Norway tests its first all-electric plane, hopes for passenger flights by 2025

norway tests electric plane alpha electro g2
Avinor

While a growing number of outfits are developing electric-powered vertical takeoff and landing aircraft, the plan to use them for taxi-like services in urban areas means it may be some time before we see the machines appear in a commercial setting.

In the meantime, several companies are working to incorporate battery technology into regular-looking airplanes for greener, quieter, and more efficient flights.

With a view to launching a commercial service using electric planes within seven years — and electrifying the entirety of its local air transport by 2040 — Norway this week witnessed its first-ever electric-powered flight in an Alpha Electro G2 plane, built by Slovenian company Pipistrel, Reuters reported.

The flight was piloted by Norwegian transport minister Ketil Solvik-Olsen and also had on board Dag Falk-Petersen, head of state-run Avinor, which operates most of the country’s airports.

As planned, the flight lasted just a few minutes, taking the pair around Oslo airport before landing safely.

Solvik-Olsen said the demonstration flight was proof that a commercial service using electric-powered planes “is not a far-off vision of the future but a reality achievable within a few years.”

The nation is seen as an ideal place for short-hop services using electric aircraft as it has a large number of remote islands, as well as fjords that could be crossed at speed.

“Electric aircraft are set to significantly improve the environmental consequences of the aviation industry,” Falk-Petersen said in a release. “It could also be cheaper to fly as operating costs for several aircraft models will be considerably lowered, which will have an impact on ticket prices.”

According to Pipistrel, its two-seat Alpha Electro motor has around 50 kilowatts of power and a battery of 21kWh, enough to keep the aircraft in the air for up to an hour. The range is currently about 80 miles (130 km). Without anyone on board, the Alpha Electro weighs 770 pounds (350 kg) but can handle a maximum takeoff weight of 1212 pounds (550 kg).

Current challenges with electric-plane technology include the heavy weight of batteries and limited range, but these are expected to be conquered in the coming years.
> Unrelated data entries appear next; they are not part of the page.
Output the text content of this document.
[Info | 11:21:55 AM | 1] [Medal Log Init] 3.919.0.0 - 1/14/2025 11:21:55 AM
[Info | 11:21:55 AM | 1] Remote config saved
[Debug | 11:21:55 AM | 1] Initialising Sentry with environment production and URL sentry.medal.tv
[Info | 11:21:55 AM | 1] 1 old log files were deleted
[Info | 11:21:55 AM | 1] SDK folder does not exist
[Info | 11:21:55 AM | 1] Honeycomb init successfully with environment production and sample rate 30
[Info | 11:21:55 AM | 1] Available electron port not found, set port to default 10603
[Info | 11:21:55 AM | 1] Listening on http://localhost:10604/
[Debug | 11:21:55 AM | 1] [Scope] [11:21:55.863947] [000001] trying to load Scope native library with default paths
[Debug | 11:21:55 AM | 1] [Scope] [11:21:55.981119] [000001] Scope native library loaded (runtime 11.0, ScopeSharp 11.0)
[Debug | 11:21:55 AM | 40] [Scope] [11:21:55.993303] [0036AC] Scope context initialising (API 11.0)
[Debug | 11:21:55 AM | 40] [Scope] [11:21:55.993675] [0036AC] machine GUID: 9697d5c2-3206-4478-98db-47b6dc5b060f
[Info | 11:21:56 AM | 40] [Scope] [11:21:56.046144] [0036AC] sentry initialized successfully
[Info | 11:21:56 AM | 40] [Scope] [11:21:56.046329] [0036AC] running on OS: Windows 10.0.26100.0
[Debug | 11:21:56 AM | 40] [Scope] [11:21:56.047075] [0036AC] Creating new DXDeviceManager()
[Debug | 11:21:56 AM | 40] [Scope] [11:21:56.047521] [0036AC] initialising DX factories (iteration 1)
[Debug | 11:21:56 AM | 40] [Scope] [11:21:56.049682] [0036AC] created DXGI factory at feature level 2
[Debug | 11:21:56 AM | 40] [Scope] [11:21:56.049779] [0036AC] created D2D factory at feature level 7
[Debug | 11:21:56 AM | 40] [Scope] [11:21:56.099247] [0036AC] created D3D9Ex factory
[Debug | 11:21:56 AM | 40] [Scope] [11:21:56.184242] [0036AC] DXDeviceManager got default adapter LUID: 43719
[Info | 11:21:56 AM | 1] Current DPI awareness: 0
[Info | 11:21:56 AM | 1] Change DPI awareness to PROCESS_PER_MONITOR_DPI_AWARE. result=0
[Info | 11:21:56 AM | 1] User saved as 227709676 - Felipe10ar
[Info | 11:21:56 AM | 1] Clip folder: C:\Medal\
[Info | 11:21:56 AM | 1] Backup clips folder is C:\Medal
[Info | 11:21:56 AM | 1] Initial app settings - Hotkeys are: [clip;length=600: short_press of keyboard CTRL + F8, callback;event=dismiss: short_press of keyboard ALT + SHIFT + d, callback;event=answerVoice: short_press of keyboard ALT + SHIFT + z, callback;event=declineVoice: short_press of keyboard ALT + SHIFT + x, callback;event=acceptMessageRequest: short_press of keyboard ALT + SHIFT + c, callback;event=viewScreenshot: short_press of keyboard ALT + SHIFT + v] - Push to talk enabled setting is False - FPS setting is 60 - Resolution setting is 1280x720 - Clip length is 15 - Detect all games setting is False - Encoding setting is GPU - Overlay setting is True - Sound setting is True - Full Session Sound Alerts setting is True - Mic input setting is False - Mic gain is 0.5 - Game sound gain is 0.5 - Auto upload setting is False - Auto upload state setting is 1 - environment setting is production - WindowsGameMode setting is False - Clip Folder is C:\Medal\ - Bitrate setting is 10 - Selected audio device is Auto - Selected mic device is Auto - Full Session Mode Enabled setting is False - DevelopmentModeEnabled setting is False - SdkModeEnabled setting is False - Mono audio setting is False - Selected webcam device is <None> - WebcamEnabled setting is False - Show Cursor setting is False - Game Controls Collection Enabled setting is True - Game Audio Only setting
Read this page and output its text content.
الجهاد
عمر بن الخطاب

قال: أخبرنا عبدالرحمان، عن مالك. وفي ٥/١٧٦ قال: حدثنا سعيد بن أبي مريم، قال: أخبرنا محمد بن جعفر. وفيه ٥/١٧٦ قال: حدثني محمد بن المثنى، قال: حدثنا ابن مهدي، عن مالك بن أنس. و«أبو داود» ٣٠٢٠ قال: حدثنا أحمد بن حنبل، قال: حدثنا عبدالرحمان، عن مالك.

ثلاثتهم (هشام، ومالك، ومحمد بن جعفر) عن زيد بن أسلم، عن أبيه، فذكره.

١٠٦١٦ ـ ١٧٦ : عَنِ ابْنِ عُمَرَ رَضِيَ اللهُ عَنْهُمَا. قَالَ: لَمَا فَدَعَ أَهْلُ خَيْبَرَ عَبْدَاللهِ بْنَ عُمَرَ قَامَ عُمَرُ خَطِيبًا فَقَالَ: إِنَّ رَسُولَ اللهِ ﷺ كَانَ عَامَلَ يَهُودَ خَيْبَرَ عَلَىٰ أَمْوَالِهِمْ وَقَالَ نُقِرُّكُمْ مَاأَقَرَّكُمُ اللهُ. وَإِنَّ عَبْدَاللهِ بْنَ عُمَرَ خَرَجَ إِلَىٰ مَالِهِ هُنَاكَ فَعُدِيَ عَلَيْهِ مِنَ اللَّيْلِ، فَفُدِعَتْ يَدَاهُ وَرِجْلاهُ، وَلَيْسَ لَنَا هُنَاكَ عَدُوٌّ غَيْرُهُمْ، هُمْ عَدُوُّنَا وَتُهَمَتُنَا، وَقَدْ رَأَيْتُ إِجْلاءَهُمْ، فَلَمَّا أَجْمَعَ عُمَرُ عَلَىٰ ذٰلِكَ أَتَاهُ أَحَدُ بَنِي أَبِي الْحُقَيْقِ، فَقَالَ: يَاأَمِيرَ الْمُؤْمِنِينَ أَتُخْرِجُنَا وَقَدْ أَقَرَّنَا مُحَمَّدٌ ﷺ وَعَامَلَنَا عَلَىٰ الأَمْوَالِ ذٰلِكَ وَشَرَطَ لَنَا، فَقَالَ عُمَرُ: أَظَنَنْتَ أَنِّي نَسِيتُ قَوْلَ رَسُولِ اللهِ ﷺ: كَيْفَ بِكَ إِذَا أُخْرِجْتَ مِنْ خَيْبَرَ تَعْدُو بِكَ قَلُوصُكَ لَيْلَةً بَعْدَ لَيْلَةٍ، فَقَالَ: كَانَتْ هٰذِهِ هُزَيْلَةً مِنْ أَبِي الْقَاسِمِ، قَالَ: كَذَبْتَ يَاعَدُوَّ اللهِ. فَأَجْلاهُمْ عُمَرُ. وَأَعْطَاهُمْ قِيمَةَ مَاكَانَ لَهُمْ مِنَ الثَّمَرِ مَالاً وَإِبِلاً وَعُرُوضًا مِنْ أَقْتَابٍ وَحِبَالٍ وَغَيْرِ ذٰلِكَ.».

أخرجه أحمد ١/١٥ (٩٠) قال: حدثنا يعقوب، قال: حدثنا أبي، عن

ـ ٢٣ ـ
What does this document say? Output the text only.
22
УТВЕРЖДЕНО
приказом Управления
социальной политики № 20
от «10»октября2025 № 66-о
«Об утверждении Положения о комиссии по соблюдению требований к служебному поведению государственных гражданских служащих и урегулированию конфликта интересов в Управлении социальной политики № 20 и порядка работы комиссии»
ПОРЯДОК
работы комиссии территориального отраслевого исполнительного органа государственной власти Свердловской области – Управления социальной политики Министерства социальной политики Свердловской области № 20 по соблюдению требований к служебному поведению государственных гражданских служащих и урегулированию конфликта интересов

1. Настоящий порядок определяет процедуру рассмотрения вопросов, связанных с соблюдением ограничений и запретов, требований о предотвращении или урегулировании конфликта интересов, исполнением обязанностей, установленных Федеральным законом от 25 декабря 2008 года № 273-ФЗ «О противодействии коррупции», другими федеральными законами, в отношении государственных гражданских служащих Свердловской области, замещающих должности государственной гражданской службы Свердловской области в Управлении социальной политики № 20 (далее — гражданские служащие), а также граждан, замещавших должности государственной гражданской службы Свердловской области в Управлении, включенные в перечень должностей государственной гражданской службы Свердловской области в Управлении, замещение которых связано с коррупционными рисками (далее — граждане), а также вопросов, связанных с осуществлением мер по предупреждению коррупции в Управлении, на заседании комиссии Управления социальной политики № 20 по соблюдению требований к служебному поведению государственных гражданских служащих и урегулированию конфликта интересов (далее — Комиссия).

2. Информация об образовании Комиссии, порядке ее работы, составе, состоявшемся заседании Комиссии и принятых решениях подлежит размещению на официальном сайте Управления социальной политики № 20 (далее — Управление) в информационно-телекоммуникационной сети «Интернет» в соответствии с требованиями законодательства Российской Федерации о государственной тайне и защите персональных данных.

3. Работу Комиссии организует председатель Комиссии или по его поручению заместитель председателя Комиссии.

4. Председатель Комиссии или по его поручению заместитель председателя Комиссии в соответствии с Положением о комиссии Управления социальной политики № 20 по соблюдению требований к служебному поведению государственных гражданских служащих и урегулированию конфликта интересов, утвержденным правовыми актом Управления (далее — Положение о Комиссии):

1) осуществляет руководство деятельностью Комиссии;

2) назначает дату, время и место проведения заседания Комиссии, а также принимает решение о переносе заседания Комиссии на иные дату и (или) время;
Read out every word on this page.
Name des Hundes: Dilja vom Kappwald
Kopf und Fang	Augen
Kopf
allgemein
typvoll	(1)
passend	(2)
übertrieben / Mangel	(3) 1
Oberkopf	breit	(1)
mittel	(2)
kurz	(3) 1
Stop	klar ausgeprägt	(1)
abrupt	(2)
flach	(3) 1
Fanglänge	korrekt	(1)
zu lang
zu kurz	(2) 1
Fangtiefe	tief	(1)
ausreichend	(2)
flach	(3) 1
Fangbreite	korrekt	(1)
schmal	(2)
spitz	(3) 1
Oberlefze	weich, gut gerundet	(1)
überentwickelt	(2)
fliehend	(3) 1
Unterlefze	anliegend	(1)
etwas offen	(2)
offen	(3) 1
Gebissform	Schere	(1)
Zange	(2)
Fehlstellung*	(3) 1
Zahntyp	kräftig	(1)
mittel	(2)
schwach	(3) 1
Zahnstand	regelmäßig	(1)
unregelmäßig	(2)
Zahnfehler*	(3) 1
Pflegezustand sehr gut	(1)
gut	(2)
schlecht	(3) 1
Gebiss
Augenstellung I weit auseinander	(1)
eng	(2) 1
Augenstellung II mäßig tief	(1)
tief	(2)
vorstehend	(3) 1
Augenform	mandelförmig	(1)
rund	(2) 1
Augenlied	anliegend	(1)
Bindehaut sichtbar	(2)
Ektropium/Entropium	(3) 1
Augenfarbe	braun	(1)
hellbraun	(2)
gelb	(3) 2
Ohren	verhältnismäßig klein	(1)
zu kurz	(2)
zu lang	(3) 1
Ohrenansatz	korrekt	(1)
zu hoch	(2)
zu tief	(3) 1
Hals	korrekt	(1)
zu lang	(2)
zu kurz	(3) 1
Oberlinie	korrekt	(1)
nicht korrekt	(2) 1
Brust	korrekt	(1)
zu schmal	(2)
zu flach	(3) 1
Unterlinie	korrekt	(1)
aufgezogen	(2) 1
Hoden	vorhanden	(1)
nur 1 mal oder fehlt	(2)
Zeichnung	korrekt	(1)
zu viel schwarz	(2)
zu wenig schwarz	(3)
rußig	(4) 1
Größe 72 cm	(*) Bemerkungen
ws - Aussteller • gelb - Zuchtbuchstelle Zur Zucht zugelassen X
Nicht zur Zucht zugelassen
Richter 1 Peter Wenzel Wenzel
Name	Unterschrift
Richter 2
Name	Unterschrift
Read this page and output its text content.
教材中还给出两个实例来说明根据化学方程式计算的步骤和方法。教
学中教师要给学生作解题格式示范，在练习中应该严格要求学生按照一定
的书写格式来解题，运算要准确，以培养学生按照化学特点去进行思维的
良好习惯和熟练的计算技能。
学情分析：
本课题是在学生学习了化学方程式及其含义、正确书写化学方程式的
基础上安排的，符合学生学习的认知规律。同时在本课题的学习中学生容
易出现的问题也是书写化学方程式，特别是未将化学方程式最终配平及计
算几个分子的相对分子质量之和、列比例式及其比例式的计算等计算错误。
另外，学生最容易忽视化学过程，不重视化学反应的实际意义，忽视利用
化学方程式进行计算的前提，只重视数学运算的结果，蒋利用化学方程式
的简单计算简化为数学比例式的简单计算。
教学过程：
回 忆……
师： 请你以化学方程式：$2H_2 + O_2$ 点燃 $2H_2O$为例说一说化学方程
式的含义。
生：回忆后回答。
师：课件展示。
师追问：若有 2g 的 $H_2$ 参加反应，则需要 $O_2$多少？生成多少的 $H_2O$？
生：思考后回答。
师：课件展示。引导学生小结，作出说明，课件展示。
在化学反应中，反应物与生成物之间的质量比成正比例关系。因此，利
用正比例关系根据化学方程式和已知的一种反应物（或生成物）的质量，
Indeed, moving toward overcoming such predicaments, a number of other companies are developing hybrid-electric planes, among them Airbus, which is working with Siemens and Rolls-Royce to develop a larger passenger aircraft in a bid to transform the short-haul market. The E-Fan X program plans to use a 2-megawatt electric motor alongside three jet engines on a BAe 146 aircraft, with a second electric motor replacing another of the jet engines at a later date. With current battery technology, the plane is too big to be electric-only, though such a design is the ultimate goal.